This was the other side. Everything was infuriating, everyone guilty. The days were long and morning came too soon, and the sun crept toward the bodies of those girls hidden under blankets, those girls now questioning their worth, those girls who once laid on air-mattresses with their sweethearts that flattened during the night, in college or in med school or while he was unemployed, in those days he could not afford a bed. So we filled them with confidence, with time, with money, to make him big enough, strong enough, and we could not know that one day this confidence we sculpted would make him eager to leave.
They did not tell us that love was not something you could throw away once finished. That it would remain on us like blackened scars, underneath blouses and in those places only we could see. That we would reach a point where it, once solid, would melt in our hands and we would never fully wash off its residue; and some love, the truest love, also the most dangerous, could disfigure our core.
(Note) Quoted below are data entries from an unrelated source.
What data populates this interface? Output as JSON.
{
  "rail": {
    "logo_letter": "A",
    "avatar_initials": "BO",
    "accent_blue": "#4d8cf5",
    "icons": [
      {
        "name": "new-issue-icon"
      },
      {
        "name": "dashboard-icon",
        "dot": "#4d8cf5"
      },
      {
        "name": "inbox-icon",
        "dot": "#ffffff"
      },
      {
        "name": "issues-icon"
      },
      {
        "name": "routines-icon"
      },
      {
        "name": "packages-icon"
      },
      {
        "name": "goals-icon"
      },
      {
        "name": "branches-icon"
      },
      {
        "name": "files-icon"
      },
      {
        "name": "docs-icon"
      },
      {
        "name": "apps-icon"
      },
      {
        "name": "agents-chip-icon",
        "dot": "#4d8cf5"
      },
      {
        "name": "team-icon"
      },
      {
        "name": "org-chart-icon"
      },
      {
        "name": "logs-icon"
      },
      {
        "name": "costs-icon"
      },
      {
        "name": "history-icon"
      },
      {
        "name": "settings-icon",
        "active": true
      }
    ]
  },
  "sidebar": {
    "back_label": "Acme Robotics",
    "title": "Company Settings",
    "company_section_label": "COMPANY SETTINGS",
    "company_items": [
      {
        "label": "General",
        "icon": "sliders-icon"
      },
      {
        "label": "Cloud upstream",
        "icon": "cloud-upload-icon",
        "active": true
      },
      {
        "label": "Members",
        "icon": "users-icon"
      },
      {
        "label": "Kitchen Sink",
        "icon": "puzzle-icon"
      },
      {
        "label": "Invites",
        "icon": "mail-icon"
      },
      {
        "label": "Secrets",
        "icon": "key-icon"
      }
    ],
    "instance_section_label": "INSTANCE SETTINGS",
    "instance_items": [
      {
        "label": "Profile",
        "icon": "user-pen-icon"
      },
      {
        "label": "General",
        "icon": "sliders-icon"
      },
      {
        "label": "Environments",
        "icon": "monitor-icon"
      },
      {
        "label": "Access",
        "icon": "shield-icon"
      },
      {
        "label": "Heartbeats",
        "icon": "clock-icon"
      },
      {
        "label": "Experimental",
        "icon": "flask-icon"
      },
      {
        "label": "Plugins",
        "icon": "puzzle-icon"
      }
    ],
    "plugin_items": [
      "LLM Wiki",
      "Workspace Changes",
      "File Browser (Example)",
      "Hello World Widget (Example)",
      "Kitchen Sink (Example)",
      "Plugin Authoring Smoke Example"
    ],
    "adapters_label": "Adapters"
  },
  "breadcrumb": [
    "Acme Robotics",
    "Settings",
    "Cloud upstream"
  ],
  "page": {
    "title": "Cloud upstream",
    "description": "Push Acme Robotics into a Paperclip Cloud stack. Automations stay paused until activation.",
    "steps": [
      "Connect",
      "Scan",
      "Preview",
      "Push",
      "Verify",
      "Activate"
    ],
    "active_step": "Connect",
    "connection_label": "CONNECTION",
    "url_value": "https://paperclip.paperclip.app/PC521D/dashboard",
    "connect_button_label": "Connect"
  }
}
When we were children and they spoke of it, we did not fully understand. They had different conversations with the girls than they had with the boys. They separated us into rooms divided by thin walls where we could still hear the boys laughing as they explained our parts, the unmentionable parts, the parts between our legs that were rude to speak of, and when we giggled our way through our questions the teachers mentioned love, but we did not fully understand it. So our parents tried to explain it and they spoke of love in that creamy, sterilized way, stripped of those parts that were rude to speak of, and because they censored our parts, neglecting mention of those juices and stiffening limbs, we did not believe the bigness that they spoke of. We ignored the rage in their eyes. So we went to films, and we went to music, and we gathered our friends, other girls and boys in those separated rooms, and we shared our misunderstanding, and we built it up, constructed it, all of us, until its shadow was too vast to deny. And we, once little girls and boys, were now 21 and 25 and 28 and 32, and we were angered that the reality of our lives and our loves did not live up to that haunting, beautiful, impossible shadow.